Im Bereich der Lehrerbildung soll von Fachdidaktikern und Fachdidaktikerinnen zusätzlich der Erwerb der Befähigung für ein Lehramt im jeweiligen Fach und eine mindestens dreijährige Tätigkeit an einer Schule oder vergleichbaren pädagogischen Einrichtung nachgewiesen werden. Die zusätzlichen wissenschaftlichen Leistungen nach Satz 1 Nr. 4 werden durch eine Habilitation oder gleichwertige wissenschaftliche Leistungen, die auch außerhalb des Hochschulbereichs erbracht sein können, nachgewiesen oder im Rahmen einer Juniorprofessur erbracht. Bei Professoren und Professorinnen mit ärztlichen, zahnärztlichen oder tierärztlichen Aufgaben ist zusätzlich die Anerkennung als Facharzt oder Fachärztin nachzuweisen, soweit für das betreffende Fachgebiet im Geltungsbereich dieses Gesetzes eine entsprechende Weiterbildung vorgesehen ist.

 

(2) Einstellungsvoraussetzungen für Professoren und Professorinnen an Kunsthochschulen sind neben den allgemeinen dienstrechtlichen Voraussetzungen mindestens

 

    die in Abs. 1 Satz 1 Nrn. 1 und 2 genannten Voraussetzungen,

    je nach den Anforderungen der Stelle

 

  1. die in Abs. 1 Satz 1 Nr. 3 genannte Voraussetzung oder
  2. besondere Befähigung zu künstlerischer Arbeit
    und darüber hinaus je nach den Anforderungen der Stelle
  3. die in Abs. 1 Satz 1 Nr. 4 genannten Voraussetzungen oder
  4. zusätzliche künstlerische Leistungen.

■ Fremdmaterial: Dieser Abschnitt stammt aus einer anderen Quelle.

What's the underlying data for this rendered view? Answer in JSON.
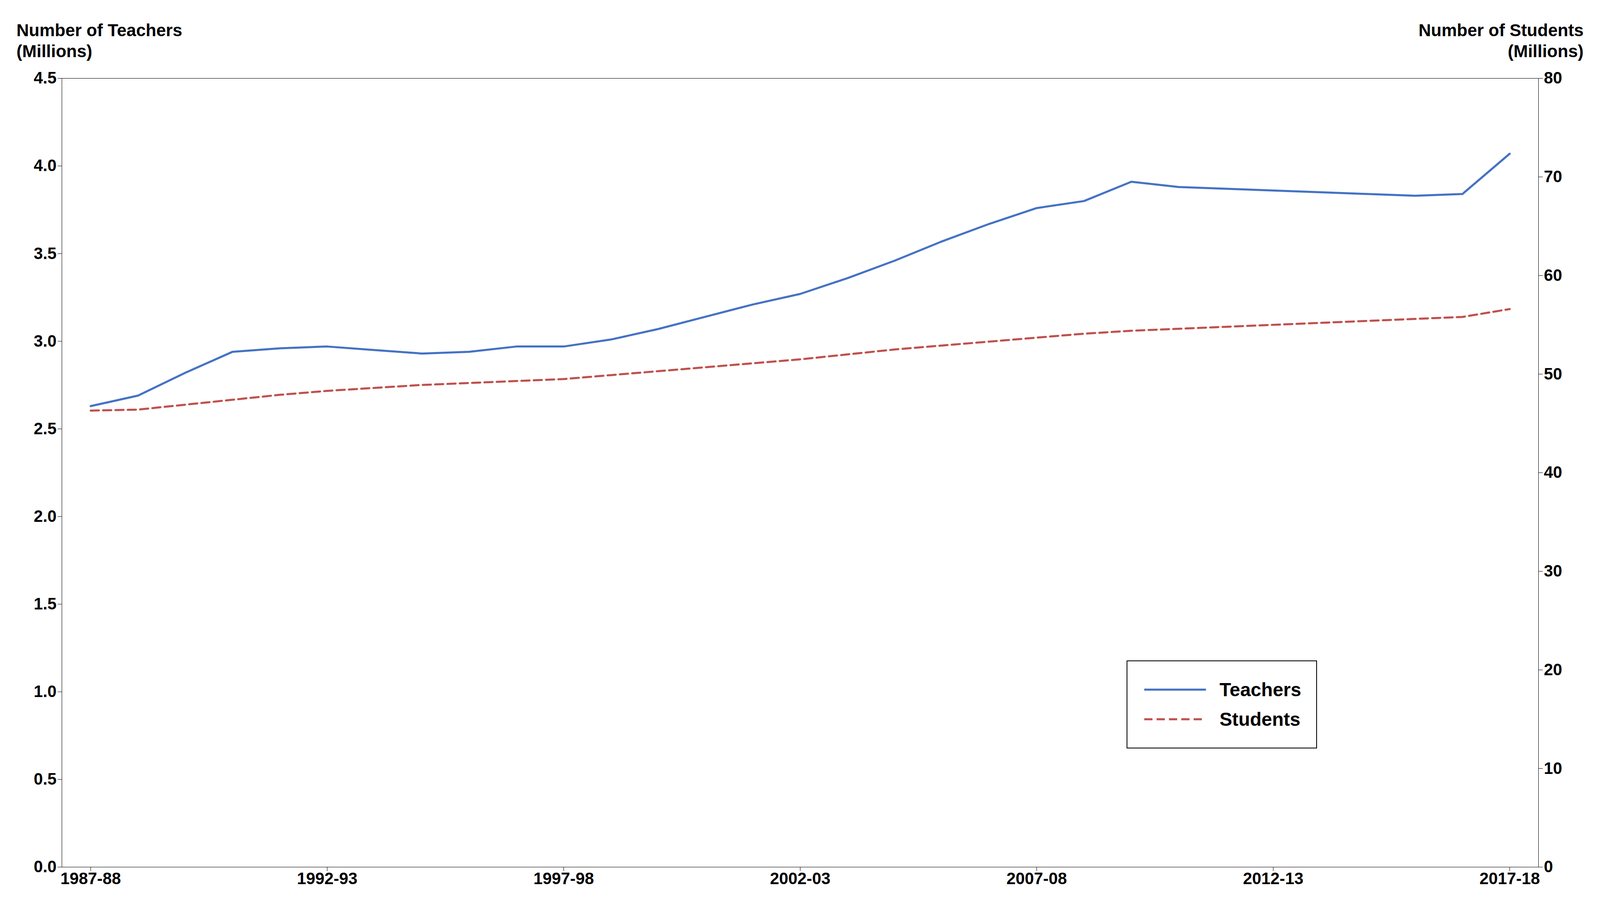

Soweit es der Eigenart des Fachs und den Anforderungen der Stelle entspricht, kann bei Vorliegen eines besonderen dienstlichen Interesses abweichend von Satz 1 als Professor oder Professorin in anderen als wissenschaftlichen Fächern auch eingestellt werden, wer hervorragende fachbezogene Leistungen in der Praxis und pädagogische Eignung vorweist.

 

(3) Einstellungsvoraussetzungen für Professoren und Professorinnen an Fachhochschulen sind neben den allgemeinen dienstrechtlichen Voraussetzungen mindestens

 

    die in Abs. 1 Satz 1 Nrn. 1 und 2 genannten Voraussetzungen,

    je nach Anforderungen der Stelle

 

  1. die in Abs. 1 Satz 1 Nr. 3 genannte Voraussetzung oder

besondere Befähigung zu künstlerischer Arbeitund darüber hinaus besondere Leistungen bei der Anwendung oder Entwicklung wissenschaftlicher Erkenntnisse und Methoden in einer mindestens fünfjährigen beruflichen Praxis, die nach Abschluss des Hochschulstudiums erworben sein muss und von der mindestens drei Jahre außerhalb des Hochschulbereichs ausgeübt worden sein müssen; Zeiten als Referendar oder Referendarin oder als wissenschaftlicher oder künstlerischer Mitarbeiter oder als wissenschaftliche oder künstlerische Mitarbeiterin können insgesamt nur bis zu zwei Jahren angerechnet werden; der Nachweis der außerhalb des Hochschulbereichs ausgeübten beruflichen Praxis kann in besonderen Fällen dadurch erfolgen, dass über einen Zeitraum von mindestens fünf Jahren ein erheblicher Teil der beruflichen Tätigkeit in Kooperation zwischen Hochschule und außerhochschulischer beruflicher Praxis erbracht wurde.

 

In besonders begründeten Fällen kann abweichend von Satz 1 Nr. 3 auch eingestellt werden, wer die in Abs. 1 Satz 1 Nr. 4 genannten Voraussetzungen erfüllt oder zusätzliche künstlerische Leistungen nachweist; in diesen Fällen soll eine mindestens dreijährige berufliche Praxis außerhalb des Hochschulbereichs nachgewiesen werden. Soweit es der Eigenart des Fachs und den Anforderungen der Stelle entspricht, kann bei Vorliegen eines besonderen dienstlichen Interesses an der Gewinnung des Bewerbers oder der Bewerberin abweichend von den Sätzen 1 und 2 als Professor oder Professorin eingestellt werden, wer hervorragende fachbezogene Leistungen in der Praxis und pädagogische Eignung nachweist; Art. 4 Abs. 2 und Art. 52 des Leistungslaufbahngesetzes gelten entsprechend.